Norfolk

Dersingham teenager upset by war memorial 'criminal damage' claim

Kurtis-Ross Green at the Dersingham war memorial
Image caption Kurtis-Ross Green has helped maintain his local war memorial for over 10 years

A teenager who has voluntarily looked after a war memorial for more than 10 years says he will continue the work, despite a row with the local council.

Kurtis-Ross Green, 19, began working on the memorial in Dersingham, Norfolk because he wanted to show "respect".

He said members of Dersingham Parish Council had reported him and two other volunteers to the police for "criminal damage".

No-one from the parish council could be contacted to comment.

In 2009, Mr Green received a Young People of the Year award for his work on the memorial in his home village.

'Wonderful place'

He said he had started working on the area surrounding the structure when he was nine-years-old and had helped make it a "lovely paved area suitable for disabled people".

"It's a lovely mass of colour and a wonderful place to sit and relax," he said.

Image caption Kurtis-Ross Green said he was "upset" by how he had been treated

Mr Green said he and his two colleagues - who he calls the "Memorial Three" - were given formal permission by Dersingham Parish Council to maintain the memorial in 2010.

Before that, he said it was "overgrown" and "looked like a jungle".

Mr Green said the police became involved when he tried to connect a pipe to the mains so he could water the flowers.

Norfolk Police confirmed it had received a complaint from the council on 14 February and said the matter had been passed to the Crown Prosecution Service.

"It's made me feel very upset and sickened to know they're trying to prosecute me for criminal damage for all the hard work and grafting that I've put into the site," Mr Green said.

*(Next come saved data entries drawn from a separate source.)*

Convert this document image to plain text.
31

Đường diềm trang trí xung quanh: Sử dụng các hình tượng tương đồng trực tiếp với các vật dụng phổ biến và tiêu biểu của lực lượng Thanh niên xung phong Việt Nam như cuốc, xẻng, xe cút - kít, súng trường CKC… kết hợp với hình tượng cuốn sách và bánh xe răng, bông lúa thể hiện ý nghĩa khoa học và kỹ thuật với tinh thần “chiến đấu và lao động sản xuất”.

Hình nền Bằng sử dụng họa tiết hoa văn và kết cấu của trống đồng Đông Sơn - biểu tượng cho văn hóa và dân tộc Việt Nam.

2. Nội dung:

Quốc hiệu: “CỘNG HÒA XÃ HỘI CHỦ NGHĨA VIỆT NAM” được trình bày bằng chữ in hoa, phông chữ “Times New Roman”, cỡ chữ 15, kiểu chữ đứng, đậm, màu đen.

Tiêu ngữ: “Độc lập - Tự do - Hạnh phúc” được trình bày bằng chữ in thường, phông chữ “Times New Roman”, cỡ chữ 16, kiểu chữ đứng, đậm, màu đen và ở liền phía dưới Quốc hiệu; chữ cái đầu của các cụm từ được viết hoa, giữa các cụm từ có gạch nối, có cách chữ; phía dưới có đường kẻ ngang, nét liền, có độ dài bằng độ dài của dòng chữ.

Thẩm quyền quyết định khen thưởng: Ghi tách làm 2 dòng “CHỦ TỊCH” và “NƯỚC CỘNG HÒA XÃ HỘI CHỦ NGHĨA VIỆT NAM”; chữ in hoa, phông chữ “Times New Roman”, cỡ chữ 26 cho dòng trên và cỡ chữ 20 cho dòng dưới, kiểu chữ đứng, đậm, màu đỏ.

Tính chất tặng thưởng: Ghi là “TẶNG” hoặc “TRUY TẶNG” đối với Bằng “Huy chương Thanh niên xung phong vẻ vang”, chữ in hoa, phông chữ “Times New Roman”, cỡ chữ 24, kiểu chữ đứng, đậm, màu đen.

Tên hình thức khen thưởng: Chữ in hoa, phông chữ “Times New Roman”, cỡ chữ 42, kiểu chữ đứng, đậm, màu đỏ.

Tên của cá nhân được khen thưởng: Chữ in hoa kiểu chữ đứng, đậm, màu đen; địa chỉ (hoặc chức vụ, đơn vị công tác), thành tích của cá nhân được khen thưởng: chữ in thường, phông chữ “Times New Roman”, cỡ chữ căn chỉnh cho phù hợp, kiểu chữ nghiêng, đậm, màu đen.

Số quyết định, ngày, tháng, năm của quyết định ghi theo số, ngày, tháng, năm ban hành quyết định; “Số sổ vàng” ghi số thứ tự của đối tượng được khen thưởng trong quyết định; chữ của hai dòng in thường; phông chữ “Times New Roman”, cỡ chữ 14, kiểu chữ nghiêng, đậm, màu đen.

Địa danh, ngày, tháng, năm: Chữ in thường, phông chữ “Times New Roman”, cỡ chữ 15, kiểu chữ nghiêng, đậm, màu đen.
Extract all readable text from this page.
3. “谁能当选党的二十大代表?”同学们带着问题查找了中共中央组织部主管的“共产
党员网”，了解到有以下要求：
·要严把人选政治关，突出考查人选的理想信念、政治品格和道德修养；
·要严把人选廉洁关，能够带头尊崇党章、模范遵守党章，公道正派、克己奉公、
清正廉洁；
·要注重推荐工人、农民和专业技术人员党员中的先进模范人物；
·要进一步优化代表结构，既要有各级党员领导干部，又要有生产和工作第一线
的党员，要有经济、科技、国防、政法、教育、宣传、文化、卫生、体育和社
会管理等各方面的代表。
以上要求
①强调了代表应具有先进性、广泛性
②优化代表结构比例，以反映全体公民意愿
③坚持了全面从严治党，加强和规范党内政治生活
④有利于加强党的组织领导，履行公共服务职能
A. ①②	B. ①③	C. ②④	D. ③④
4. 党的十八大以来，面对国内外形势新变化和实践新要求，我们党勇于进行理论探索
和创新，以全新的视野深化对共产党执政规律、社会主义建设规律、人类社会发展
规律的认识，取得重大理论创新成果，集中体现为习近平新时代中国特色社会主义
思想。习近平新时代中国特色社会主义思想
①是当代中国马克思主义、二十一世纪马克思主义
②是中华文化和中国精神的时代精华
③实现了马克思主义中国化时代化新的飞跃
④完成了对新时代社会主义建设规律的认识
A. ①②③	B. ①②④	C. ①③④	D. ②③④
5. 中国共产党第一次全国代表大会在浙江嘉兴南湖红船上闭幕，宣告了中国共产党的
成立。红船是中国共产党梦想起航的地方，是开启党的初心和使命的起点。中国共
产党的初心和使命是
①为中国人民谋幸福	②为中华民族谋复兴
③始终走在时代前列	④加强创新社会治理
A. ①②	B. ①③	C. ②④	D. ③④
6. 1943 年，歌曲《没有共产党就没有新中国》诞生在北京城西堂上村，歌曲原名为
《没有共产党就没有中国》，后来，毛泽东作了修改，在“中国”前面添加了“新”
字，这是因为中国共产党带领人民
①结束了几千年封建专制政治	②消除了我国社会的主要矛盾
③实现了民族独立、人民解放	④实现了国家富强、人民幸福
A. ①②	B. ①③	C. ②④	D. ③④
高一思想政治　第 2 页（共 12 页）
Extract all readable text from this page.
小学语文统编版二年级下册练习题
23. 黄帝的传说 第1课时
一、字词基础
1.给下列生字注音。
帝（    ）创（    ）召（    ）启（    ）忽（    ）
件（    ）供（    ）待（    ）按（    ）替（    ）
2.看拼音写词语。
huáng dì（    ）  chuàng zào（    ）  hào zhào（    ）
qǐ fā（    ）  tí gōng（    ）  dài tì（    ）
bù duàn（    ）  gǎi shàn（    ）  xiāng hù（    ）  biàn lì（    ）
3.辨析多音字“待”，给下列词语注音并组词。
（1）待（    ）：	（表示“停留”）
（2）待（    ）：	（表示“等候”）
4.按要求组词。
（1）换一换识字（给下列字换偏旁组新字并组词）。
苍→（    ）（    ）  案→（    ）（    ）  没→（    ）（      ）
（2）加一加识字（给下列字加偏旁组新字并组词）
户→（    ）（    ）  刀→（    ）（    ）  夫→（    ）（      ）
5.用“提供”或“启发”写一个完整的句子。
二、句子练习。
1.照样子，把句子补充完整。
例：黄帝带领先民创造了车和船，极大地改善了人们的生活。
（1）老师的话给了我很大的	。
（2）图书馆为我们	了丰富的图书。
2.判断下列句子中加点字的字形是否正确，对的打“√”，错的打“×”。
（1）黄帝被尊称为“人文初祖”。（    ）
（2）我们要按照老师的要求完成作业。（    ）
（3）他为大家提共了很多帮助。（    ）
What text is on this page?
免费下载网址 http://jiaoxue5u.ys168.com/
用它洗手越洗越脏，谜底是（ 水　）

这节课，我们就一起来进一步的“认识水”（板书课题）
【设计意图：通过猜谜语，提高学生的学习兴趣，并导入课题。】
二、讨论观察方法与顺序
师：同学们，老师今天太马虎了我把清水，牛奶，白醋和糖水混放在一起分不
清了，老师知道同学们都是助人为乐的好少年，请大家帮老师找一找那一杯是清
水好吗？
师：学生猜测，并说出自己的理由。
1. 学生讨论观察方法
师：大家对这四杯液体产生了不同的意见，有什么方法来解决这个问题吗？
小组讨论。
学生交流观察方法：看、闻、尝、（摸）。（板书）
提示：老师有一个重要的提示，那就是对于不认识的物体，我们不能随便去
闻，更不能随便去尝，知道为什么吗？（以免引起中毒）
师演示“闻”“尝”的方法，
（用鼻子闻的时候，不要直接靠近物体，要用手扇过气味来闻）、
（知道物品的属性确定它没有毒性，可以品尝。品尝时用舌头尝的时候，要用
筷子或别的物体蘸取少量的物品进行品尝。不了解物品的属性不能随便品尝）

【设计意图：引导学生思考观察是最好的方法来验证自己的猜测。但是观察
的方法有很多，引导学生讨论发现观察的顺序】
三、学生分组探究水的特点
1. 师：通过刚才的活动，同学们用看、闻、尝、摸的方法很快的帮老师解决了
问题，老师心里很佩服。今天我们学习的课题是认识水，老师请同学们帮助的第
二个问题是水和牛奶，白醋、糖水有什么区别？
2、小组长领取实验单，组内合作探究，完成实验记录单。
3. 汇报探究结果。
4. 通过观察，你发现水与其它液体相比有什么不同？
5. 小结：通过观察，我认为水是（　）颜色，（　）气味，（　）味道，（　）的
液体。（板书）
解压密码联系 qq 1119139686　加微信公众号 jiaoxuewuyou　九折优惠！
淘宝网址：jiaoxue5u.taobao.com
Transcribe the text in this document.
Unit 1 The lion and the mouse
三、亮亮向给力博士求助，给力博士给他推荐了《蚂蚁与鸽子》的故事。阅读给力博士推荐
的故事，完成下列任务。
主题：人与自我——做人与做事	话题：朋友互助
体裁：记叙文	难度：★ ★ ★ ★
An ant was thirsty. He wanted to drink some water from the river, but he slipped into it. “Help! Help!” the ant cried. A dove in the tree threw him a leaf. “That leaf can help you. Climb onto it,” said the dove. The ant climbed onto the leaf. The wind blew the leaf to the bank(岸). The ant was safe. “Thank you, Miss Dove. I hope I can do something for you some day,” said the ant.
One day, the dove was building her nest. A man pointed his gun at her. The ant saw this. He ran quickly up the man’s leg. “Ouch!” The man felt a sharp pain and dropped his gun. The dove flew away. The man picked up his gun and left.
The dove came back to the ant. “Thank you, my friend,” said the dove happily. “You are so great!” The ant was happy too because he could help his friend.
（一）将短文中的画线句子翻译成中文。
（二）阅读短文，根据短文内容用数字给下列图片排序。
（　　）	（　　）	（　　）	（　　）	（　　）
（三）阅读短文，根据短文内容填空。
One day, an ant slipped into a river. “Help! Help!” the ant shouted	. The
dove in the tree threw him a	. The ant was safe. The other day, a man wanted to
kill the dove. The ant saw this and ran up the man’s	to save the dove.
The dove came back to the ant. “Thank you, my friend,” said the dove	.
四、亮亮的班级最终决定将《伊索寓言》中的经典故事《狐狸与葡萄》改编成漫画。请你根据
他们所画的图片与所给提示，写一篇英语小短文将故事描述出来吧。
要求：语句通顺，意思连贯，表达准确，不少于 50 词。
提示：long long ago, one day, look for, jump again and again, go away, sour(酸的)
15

"We are still carrying on with our work regardless."

Working on 'resolution'

Another volunteer, John Houston, said he had been spoken to by the police.

"I don't think it's the way it should have been done," Mr Houston said.

"They should have come speak to us first about our thoughts and views and why we did things."

A spokesperson for Norfolk Police said: "Police are aware of Kurtis' efforts in cleaning up the memorial and we will work with all concerned to try to reach an acceptable resolution."